Suppose f is a modular cusp form of weight 2k. I want to show that $a_n=O(n^k)$ where $f(s)=\sum_{n=1}^\infty a_ne^{2\pi ins}$
I was reading through the proof of the statement in the following link(Theorem 1.3):
https://www2.math.ethz.ch/education/bachelor/seminars/ws0607/modular-forms/Dirichlet_Series.pdf
However, I came across the following statement in the proof:
Here $\phi(x)$ is a function defined on the upper half plane with $f$ being the modular function and $Im(s)=y$. The condition that $\phi(x)\rightarrow 0$ as $y\rightarrow 0$ only implies that $\phi(x)$ is bounded for some $y>y_0$. How does that translate to $\phi$ being bounded on the entire half plane?
Edit:
Hecke Bound for Cusp – Modular Forms
The link provides a lemma which states that $\phi(s)$ is in variant under the action of $\gamma \in SL_2(\mathbb Z)$.

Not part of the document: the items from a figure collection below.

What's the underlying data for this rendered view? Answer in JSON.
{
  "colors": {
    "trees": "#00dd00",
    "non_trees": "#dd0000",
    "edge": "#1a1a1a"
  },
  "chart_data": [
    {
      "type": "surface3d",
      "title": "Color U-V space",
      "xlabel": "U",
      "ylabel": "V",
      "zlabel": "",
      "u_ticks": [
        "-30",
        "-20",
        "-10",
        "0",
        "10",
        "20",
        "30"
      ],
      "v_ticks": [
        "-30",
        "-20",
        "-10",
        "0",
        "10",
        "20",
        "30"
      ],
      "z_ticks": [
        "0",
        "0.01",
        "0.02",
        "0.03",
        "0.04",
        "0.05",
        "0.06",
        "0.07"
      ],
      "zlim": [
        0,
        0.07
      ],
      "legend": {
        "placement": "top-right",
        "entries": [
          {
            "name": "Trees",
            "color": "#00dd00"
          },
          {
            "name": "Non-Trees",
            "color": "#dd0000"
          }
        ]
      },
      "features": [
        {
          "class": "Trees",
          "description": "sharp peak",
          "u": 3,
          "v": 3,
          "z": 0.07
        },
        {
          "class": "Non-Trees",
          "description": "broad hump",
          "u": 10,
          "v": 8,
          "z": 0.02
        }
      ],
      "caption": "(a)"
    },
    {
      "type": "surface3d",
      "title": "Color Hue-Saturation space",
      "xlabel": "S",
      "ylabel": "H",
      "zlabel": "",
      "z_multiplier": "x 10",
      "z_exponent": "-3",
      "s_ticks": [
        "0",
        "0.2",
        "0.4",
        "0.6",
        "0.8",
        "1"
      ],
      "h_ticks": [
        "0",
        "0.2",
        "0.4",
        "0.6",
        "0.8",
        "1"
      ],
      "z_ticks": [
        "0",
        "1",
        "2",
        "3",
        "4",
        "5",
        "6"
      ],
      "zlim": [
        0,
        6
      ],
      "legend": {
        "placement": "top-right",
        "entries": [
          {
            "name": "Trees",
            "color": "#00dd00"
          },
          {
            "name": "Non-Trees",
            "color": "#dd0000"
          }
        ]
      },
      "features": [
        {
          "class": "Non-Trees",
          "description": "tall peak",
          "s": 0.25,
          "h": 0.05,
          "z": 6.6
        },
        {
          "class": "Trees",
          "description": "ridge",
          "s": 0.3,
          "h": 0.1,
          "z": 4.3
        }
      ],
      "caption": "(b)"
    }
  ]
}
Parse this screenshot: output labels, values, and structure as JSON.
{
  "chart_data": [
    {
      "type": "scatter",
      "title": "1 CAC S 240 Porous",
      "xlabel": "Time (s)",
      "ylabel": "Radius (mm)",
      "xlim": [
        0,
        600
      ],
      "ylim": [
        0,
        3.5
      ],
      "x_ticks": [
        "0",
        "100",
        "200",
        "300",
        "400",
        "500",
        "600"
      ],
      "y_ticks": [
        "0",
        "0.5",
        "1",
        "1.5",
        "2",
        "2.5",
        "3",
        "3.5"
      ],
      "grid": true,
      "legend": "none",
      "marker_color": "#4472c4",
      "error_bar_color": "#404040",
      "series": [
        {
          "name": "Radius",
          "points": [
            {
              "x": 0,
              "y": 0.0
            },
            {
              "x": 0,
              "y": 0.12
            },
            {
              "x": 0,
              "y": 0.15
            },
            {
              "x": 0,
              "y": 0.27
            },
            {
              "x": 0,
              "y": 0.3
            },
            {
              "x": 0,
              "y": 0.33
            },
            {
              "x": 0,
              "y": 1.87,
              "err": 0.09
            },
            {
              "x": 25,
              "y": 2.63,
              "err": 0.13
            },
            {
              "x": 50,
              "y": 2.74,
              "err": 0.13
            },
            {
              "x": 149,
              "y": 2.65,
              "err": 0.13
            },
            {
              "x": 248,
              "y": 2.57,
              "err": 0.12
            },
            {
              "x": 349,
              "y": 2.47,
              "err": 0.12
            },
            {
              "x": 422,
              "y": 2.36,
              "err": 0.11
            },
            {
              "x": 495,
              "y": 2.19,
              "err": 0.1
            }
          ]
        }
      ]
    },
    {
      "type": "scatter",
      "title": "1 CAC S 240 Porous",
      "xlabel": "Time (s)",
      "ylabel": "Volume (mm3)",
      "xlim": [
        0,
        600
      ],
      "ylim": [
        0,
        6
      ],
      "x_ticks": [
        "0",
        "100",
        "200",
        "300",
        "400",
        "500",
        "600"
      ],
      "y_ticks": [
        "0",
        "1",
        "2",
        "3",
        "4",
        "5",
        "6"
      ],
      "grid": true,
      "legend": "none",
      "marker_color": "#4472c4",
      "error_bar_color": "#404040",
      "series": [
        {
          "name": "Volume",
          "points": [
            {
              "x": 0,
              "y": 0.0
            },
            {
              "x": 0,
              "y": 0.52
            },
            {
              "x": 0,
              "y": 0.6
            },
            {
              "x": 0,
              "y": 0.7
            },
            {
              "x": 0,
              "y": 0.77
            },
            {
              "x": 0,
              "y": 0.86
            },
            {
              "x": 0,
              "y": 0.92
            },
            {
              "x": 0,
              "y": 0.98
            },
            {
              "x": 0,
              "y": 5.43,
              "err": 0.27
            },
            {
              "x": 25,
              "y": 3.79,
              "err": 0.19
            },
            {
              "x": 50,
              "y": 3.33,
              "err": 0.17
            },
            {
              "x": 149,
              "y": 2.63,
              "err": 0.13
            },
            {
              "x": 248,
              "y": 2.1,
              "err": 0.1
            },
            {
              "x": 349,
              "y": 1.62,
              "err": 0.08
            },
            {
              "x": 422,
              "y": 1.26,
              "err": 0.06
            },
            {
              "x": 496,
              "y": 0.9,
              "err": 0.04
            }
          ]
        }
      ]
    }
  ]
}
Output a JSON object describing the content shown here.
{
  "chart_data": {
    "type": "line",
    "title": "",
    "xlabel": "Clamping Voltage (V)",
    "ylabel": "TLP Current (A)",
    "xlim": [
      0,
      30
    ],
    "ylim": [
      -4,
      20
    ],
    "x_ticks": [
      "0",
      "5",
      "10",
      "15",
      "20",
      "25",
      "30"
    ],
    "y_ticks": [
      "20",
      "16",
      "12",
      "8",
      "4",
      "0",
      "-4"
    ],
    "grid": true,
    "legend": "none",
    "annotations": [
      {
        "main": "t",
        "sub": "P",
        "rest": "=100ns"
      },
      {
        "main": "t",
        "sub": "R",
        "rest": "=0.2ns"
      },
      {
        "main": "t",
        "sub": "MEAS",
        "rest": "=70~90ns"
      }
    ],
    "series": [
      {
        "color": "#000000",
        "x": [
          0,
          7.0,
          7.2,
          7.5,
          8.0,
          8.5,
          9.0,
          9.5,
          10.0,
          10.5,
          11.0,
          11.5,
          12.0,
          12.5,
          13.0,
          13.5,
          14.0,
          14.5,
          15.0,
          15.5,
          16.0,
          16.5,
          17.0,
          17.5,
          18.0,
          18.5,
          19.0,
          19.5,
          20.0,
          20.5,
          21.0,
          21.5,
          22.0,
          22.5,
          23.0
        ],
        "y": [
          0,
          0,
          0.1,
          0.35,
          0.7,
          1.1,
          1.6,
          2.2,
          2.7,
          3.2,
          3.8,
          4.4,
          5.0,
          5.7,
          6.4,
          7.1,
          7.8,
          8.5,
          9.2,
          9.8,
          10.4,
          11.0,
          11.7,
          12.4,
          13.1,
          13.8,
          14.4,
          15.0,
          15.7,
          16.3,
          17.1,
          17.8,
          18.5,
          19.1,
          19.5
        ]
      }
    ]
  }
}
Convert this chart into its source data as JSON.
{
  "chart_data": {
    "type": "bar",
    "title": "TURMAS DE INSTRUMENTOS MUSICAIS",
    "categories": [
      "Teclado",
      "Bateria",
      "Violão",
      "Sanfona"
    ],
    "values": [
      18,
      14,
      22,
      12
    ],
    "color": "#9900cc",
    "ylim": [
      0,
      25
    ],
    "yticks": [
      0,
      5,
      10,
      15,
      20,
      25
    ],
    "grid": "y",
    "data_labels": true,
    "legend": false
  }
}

I think this means if we can find a $\gamma$ that acts by moving up every element in the half plane we are done. So does anyone have such a $\gamma$ in mind?
Best Answer
For $\gamma\in SL_2(\Bbb{R})$,$$ \Im(\gamma(z))=|cz+d|^{-2}\Im(z)$$
Thus if $f\in M_k(\Gamma)$ then $$\phi(z)=|f(z)|\Im(z)^{k/2}$$ satisfies $$\forall \gamma\in \Gamma,\qquad \phi(\gamma(z))= \phi(z)$$ Whence it suffices that $\phi$ is bounded at the finitely many cusps (which happens when $f$ is a cusp form) to get that it is bounded everywhere.